Essentially, there are a lot of restrictions on what reasoning judges are allowed to use and mention in believing or disbelieving witnesses. Assume for the sake of argument that the officer in this case did not objectively overreact (say the witnesses disagreed over whether a chokehold was used, or if the force used was not clearly excessive). Would the judge still be allowed to point out that racism is common, and quite possibly played a role? I doubt it. However, maybe that is problematic. Perhaps the judge should be allowed to use that reasoning. I would prefer not to have that possibility in our system – accused are entitled to not be prejudiced by these sorts of fallacies (in theory, anyway), and I don’t see why any other participant in the system should be subjected to that. In this particular case, I think since the officer did overreact, the judge’s comments about racism – although not specifically in the evidence for this officer – were acceptable, especially given that they did not appear to affect the acquittal.

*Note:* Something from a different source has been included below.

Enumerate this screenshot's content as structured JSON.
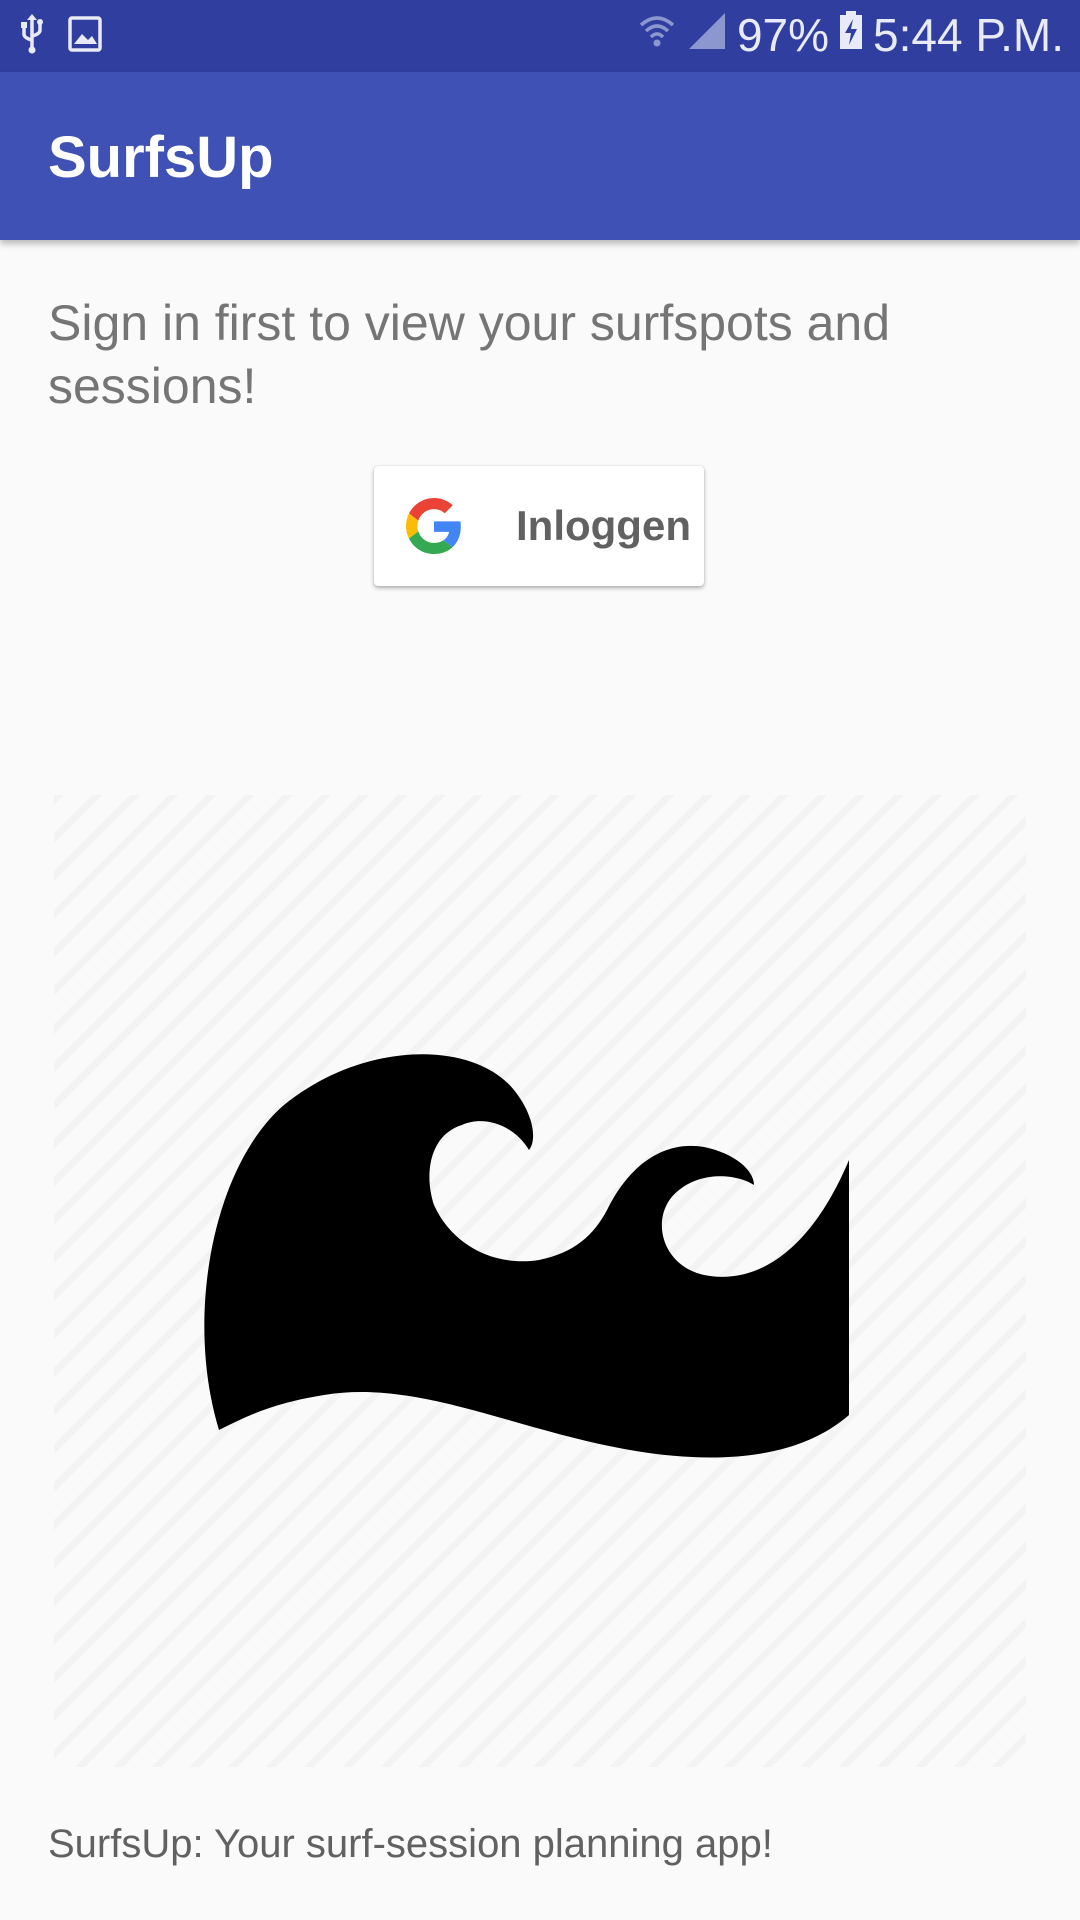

Essentially, it was a credibility (R. v. W.(D.), 1991 CanLII 93 (SCC)) case, and the judge clearly accepted the accused’s testimony. Whether she went a little too far in criticizing the police force in that community for racism is debatable, but I don’t see how it’s determinative.

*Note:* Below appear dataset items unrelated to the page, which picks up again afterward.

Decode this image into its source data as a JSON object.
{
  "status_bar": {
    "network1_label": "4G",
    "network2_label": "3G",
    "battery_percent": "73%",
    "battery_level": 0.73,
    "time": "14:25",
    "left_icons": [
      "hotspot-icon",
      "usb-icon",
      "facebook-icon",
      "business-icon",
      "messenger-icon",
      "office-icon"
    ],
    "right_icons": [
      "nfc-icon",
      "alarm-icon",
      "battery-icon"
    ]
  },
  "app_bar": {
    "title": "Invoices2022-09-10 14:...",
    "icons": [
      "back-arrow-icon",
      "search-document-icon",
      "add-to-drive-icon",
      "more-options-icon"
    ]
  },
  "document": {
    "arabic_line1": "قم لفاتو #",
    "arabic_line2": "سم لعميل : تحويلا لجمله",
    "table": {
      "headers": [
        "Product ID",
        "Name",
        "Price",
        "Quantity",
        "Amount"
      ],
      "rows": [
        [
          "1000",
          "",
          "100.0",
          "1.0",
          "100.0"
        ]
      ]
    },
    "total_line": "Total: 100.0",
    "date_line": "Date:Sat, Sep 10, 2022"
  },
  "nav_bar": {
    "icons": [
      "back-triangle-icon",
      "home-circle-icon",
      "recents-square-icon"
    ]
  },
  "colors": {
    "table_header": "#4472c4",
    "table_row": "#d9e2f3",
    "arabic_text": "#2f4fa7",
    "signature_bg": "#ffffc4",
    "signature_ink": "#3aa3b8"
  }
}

Of course, this case is somewhat easier given that the officer did overreact – objectively. Let’s say he hadn’t. If his evidence was no chokehold and the youngster said there was a chokehold, etc. Now who do you believe? I suppose this is the difficult – and likely thankless – job for the judge to determine who to believe and why; obviously bearing in mind the burden of proof in the context of a criminal case. This ties in to one of the problems I have with our sexual assault laws as they stand – judges (and accused) are more constrained than in other matters from reasoning and arguing as a result of rape myths, effectively prohibiting many possible routes to acquittal, and generally ensuring an easier path to conviction for the Crown. I have briefly touched on this point in previous posts, and intend to follow up with a few more.